Not hard, right? Easy implementation? It was both times I wrote it, but one of them was a much better horse for the course.

The configuration file in Java was XML, natch, which required an XSD. The XSD required JAXB(or Castor, XMLBeans, etc.) to generate bindings for the XML. The Main program was well factored in that each class did one thing well. As a result, I had a class to poll a site, one of load the configuration, a class to send email, etc. Between Main and classes from Castor, I was up to a dozen .java files. Main, of course, required libraries (Castor, mail.jar, activation.jar, etc.), and those libraries required a script (.cmd in our case) to load them all onto the classpath. Oh, let’s not forget about building with Ant. Add a build file to the heap.

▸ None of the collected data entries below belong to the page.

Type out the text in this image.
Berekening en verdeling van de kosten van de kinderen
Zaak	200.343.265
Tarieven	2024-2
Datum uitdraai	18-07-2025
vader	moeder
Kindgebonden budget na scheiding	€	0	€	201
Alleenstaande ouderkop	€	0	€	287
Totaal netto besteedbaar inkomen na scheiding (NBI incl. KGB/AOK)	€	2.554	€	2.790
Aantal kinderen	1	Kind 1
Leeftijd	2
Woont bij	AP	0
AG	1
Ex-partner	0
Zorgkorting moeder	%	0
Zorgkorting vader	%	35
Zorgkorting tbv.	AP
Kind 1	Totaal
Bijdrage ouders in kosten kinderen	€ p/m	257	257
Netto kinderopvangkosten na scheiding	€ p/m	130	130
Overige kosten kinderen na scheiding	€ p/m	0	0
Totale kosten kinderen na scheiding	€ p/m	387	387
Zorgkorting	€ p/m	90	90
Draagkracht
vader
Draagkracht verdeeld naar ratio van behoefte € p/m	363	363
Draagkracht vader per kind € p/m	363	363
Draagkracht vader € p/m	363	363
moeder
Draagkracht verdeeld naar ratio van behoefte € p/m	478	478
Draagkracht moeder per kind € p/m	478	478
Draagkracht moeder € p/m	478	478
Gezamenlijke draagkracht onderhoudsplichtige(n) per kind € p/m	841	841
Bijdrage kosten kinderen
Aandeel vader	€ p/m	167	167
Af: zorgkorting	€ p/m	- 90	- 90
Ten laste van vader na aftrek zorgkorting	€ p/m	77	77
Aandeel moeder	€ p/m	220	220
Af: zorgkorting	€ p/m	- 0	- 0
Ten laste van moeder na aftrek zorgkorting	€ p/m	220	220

It worked, but damn, that’s a lot of files and jars and complexity for a simple monitoring program!

I rewrote it in Python in less than 40 lines of code. Two files. There are more comment lines than executable code.

Choose the right horse for the course. Occam’s Razor says the 40 line solution is the right one, but you can decide for yourself.

Here’s the python program and configuration file.

Many developers learn one or two mainstream languages and always run their favorite horse, irrespective of course. The best developers will be those that love learning new languages and techniques. I’m a better Java programmer today because of what I’ve learned from Python. I’m a better web developer today because of what I’ve learned from Ruby on Rails.